Coke stumbles, KFC bounces back

A new scandal involving Coke and a previous food safety scandal involving KFC are likely to pass quickly, having little long-term effect on the companies' China operations


Doug Young has lived and worked in China for 15 years, much of that as a journalist for Reuters writing about Chinese companies. He currently lives in Shanghai where he teaches financial journalism at Fudan University. He writes daily on his blog, Young’s China Business Blog (, commenting on the latest developments at Chinese companies listed in the US, China and Hong Kong. He is also author of a new book about the media in China, “The Party Line: How the Media Dictates Public Opinion in Modern China.”

New reports on global food and beverage giants Coca-Cola (NYSE: KO) and Yum Brands (NYSE: YUM) are highlighting some of the unique challenges of doing business in China, while also showing that Chinese are quite willing to forgive these global giants' missteps if they show proper contrition. In fact, most of these so-called missteps are due to uniquely Chinese circumstances that most major multinationals would never have to worry about in more developed western markets.

As such, these problems are rarely the result of intentional actions, which is perhaps why Chinese consumers and officials are so willing to quickly forgive the transgressions. A good dose of contrition is also important, with the big western food and beverage giants all becoming quite skilled at offering numerous apologies and other public announcements to show they are working to solve the problems each time a new scandal occurs.

Most of the recent scandals are related to food safety, but the latest crisis confronting Coke comes on the completely unrelated area of national security. In this case, the world's biggest beverage company  is being investigated for potentially violating some of China's national security laws by mapping parts of southwestern Yunnan province. 

The allegations are coming from a local provincial body, which is alleging that Coke may have used handheld GPS equipment to illegally gather classified information. Coke, which is now quite experienced at handling this kind of crisis, responded by saying it is fully cooperating with the investigation. It added that it has used commercially available GPS services at many of its bottling operations to help improve customer service and fuel efficiency.

This move against Coke comes just months after a unit of Chinese construction equipment giant Sany Heavy (Shanghai: 600031) was blocked from investing in a US-based wind farm also on national security grounds that weren't ever explained. (previous post) It's unclear if this case is related to that veto.

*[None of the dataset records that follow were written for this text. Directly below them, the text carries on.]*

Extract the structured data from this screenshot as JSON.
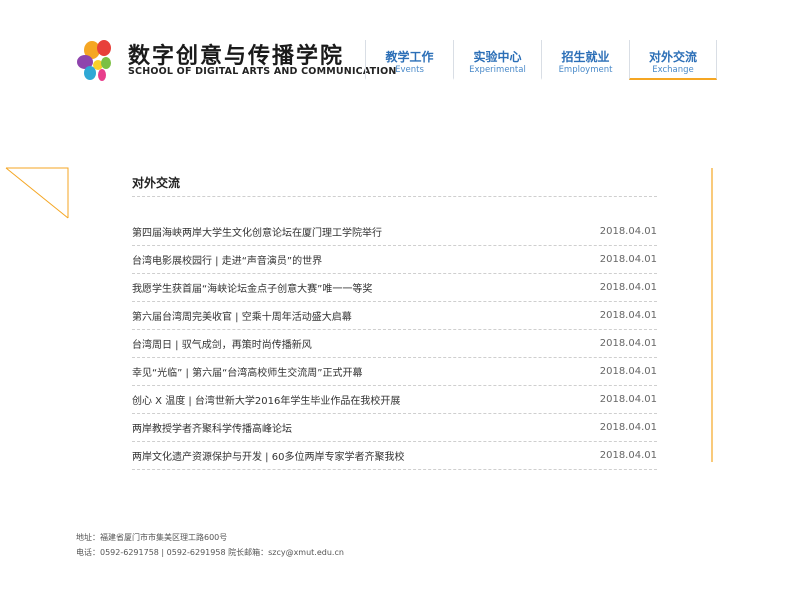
{
  "header": {
    "logo_cn": "数字创意与传播学院",
    "logo_en": "SCHOOL OF DIGITAL ARTS AND COMMUNICATION"
  },
  "nav": [
    {
      "cn": "教学工作",
      "en": "Events"
    },
    {
      "cn": "实验中心",
      "en": "Experimental"
    },
    {
      "cn": "招生就业",
      "en": "Employment"
    },
    {
      "cn": "对外交流",
      "en": "Exchange"
    }
  ],
  "section": {
    "title": "对外交流"
  },
  "news": [
    {
      "title": "第四届海峡两岸大学生文化创意论坛在厦门理工学院举行",
      "date": "2018.04.01"
    },
    {
      "title": "台湾电影展校园行 | 走进“声音演员”的世界",
      "date": "2018.04.01"
    },
    {
      "title": "我愿学生获首届“海峡论坛金点子创意大赛”唯一一等奖",
      "date": "2018.04.01"
    },
    {
      "title": "第六届台湾周完美收官 | 空乘十周年活动盛大启幕",
      "date": "2018.04.01"
    },
    {
      "title": "台湾周日 | 驭气成剑，再策时尚传播新风",
      "date": "2018.04.01"
    },
    {
      "title": "幸见“光临” | 第六届“台湾高校师生交流周”正式开幕",
      "date": "2018.04.01"
    },
    {
      "title": "创心 X 温度 | 台湾世新大学2016年学生毕业作品在我校开展",
      "date": "2018.04.01"
    },
    {
      "title": "两岸教授学者齐聚科学传播高峰论坛",
      "date": "2018.04.01"
    },
    {
      "title": "两岸文化遗产资源保护与开发 | 60多位两岸专家学者齐聚我校",
      "date": "2018.04.01"
    }
  ],
  "footer": {
    "address": "地址：福建省厦门市市集美区理工路600号",
    "contact": "电话：0592-6291758 | 0592-6291958  院长邮箱：szcy@xmut.edu.cn"
  },
  "colors": {
    "accent": "#f5a623",
    "nav_text": "#2c6fb7"
  }
}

Scandals at major multinationals are often forgotten within a few months by Chinese consumers and officials who generally trust big foreign names more than local Chinese rivals

But regardless of the reasons, the case does underscore the fact that something as seemingly innocuous as mapping using commercially available products can be considered a national security issue in China. Google (Nasdaq: GOOG) made a similar discovery when it clashed with Beijing last year over its popular mapping service in China. I'm relatively sure that Coke will quickly settle this case and the negative headlines will subside, as it's unlikely the company deliberately engaged in any illegal action.

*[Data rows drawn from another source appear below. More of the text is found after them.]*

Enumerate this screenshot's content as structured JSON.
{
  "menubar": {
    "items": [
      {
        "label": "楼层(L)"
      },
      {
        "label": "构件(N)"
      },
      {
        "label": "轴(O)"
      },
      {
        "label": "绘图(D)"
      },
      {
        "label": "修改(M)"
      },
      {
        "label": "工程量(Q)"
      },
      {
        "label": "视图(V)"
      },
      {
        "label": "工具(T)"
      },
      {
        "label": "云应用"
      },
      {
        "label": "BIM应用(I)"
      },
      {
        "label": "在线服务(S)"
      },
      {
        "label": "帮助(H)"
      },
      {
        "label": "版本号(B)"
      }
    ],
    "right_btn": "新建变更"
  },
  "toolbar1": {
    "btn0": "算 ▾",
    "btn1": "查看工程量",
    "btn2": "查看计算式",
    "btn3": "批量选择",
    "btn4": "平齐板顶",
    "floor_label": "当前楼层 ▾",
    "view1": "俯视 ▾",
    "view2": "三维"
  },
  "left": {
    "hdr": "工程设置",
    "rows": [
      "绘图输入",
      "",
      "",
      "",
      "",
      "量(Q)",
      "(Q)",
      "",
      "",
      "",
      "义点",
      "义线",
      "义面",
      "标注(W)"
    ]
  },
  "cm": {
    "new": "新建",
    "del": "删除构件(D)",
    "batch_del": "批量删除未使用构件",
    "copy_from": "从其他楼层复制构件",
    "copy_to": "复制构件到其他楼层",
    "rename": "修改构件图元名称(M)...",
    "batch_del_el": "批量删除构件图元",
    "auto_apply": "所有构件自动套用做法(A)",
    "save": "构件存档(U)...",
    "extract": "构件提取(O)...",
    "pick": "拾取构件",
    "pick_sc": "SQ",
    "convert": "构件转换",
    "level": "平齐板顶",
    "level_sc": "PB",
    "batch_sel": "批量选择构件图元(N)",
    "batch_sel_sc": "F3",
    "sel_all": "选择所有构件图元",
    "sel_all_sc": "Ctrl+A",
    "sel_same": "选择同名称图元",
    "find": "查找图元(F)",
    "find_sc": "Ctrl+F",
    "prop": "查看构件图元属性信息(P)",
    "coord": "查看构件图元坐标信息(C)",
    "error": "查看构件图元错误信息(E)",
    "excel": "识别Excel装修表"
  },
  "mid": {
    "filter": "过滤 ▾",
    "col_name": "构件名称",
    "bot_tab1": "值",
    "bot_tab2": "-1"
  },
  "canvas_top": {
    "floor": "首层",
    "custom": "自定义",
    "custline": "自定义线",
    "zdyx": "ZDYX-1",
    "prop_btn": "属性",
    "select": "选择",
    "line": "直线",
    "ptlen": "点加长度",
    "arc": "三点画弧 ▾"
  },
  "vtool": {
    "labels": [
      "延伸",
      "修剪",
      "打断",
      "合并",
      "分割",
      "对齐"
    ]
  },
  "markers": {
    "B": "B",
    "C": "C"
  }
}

Meantime, Yum is saying separately that same-store sales for its flagship KFC brand in China fell 20 per cent in the first quarter of this year. While that kind of drop would normally look catastrophic for a company like Yum, which counts China as its biggest market outside the US, the figure is actually a bit better than the 25 per cent drop that many company watchers were expecting.

KFC has been in the headlines for much of the last few months due to a food safety scandal after media reported that chickens from one of its smaller suppliers contained excessive antibiotics. The scandal caused KFC's China sales to slump at the end of last year, and also took a big bite out of Yum's stock price.

The relatively quick bounce-back in Yum's business doesn't surprise me at all, as similar scandals at other major multinationals ranging from McDonalds (NYSE: MCD) to Carrefour (Paris: CA) are often forgotten within a few months by Chinese consumers and officials who generally trust the big foreign names more than local Chinese rivals. At the end of the day, Yum can probably expect its KFC business to return to a growth track by the third quarter of this year, while Coke can expect its Yunnan tussle to quickly pass with little or no negative impact on its China operations.

Bottom line: A new scandal involving Coke and a previous food safety scandal involving KFC are likely to pass quickly, having little long-term effect on the companies' China operations.